Recently I posted about X PRIZE Foundation energy and environment prize plans, such as the Biofuels Prize. These posts were based on talks by X PRIZE Foundation leaders like Tom Vander Ark and Peter Diamandis. Now I've noticed that the Future Prizes section of the XPF page has a spotlight on their Energy and Environment prizes, including the Progressive Automotive X PRIZE, the Biofuels X PRIZE under development, and more. They have a nice Energy and Environment X PRIZE Suite paper that gives an overview of the process they'll use to select the prizes, the areas they intend to pursue, and the goals they want to achieve with the prizes.
There's no indication that they'll do this, but it would be interesting if they would put a space "flavor" into 1 or more of these Energy and Environment prizes. The space innovation community has demonstrated that it responds to these prizes, and there's no reason not to take advantage of that response in the Energy and Environment prize suite. For example:
- Solar Power or Relay Satellite demonstration: I'm not convinced the SPS is close to economically ready for mass energy applications, but it could be ready for less ambitious applications, like power relay, emergency power for disaster or other isolated areas, or satellite to satellite (or other space infrastructure) power. A prize for a demonstration of such capabilities could lead to real use at this level, which in turn could grow into clean large-scale SPS, as envisioned in the Google Lunar X PRIZE promotions, later.

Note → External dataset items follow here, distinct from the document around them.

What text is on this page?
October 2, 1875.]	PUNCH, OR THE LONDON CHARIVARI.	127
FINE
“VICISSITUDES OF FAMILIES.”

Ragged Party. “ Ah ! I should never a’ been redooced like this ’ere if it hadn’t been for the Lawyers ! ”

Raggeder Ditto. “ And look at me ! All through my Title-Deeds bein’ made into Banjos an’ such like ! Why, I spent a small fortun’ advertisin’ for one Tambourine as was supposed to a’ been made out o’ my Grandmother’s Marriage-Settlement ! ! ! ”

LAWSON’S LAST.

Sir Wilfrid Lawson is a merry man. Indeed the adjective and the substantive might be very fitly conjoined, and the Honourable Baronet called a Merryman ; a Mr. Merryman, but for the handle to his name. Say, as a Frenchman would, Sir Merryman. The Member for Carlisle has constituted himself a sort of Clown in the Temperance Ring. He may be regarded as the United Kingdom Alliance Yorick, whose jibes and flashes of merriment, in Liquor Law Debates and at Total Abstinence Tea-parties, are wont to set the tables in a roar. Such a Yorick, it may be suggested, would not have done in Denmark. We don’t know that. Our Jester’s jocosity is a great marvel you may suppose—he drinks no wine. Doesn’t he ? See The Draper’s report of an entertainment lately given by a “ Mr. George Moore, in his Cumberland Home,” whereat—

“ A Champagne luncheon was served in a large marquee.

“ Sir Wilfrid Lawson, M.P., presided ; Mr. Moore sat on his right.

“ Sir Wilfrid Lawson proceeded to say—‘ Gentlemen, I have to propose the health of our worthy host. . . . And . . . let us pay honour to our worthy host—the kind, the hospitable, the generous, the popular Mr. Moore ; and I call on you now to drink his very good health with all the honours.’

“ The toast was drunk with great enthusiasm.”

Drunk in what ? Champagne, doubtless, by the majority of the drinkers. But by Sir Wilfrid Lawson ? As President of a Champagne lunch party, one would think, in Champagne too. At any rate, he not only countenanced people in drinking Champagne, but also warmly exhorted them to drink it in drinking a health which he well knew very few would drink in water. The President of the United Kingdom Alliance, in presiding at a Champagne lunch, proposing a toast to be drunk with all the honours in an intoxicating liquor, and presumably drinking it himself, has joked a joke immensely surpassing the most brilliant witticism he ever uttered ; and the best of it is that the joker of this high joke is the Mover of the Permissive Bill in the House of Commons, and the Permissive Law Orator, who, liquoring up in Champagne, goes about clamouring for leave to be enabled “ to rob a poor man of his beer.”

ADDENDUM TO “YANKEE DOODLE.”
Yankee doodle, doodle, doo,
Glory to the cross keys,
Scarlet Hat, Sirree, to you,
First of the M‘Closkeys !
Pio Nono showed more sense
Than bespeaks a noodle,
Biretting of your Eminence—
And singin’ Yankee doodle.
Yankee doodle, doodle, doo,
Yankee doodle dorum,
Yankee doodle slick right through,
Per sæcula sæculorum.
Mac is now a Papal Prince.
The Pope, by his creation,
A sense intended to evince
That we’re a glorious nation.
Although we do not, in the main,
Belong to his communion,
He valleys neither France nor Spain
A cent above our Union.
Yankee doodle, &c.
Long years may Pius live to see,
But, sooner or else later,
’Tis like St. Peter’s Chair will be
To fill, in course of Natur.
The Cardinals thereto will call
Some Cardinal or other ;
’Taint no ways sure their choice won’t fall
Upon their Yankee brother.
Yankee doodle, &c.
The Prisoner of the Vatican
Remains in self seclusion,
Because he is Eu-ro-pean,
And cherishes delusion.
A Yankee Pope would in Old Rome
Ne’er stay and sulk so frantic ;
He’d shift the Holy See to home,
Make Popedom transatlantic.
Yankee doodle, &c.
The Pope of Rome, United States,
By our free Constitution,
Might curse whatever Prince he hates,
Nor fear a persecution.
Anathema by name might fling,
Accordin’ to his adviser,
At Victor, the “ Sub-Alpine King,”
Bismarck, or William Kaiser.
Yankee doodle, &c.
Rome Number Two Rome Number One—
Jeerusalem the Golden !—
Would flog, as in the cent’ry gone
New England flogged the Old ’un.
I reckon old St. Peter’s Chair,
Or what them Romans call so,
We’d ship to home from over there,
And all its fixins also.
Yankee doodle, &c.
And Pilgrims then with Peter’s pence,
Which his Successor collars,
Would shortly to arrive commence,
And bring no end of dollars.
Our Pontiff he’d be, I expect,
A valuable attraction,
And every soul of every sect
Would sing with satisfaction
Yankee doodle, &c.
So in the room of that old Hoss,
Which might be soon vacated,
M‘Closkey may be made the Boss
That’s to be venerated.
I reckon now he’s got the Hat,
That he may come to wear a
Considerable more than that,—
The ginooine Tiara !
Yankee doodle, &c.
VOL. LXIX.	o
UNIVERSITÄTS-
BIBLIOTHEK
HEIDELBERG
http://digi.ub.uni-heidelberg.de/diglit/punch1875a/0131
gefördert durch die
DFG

- Environment Monitoring Using Suborbital Vehicles: Such a prize could include tasks like accurately sampling the upper atmosphere at various altitudes, taking calibration measurements of the Earth concurrently with various comparable environmental satellite measurements, simply taking accurate remote sensing measurements of the Earth's environment, and/or testing environmental sensors destined for space. Repeated, reliable, and accurate environmental measurements could be required. Such a prize could be an enabler for a diverse set of environmentally useful tools, and at the same time would give a helpful push to the suborbital vehicles under development that were in part inspired by the original Ansari X PRIZE. It would also help address one of the rather unthoughtful but politically dangerous criticisms of the suborbital vehicles as just "toys for the rich".
- Best Software Contest: Perhaps a prize similar to the Android Developer Challenge for what's judged to be the best environmental software application to use, say, the Google Earth or Microsoft Virtual Earth platform (depending on the prize's title sponsor, of course).
You get the idea ... many other energy/environment prizes involving space could of course also be imagined.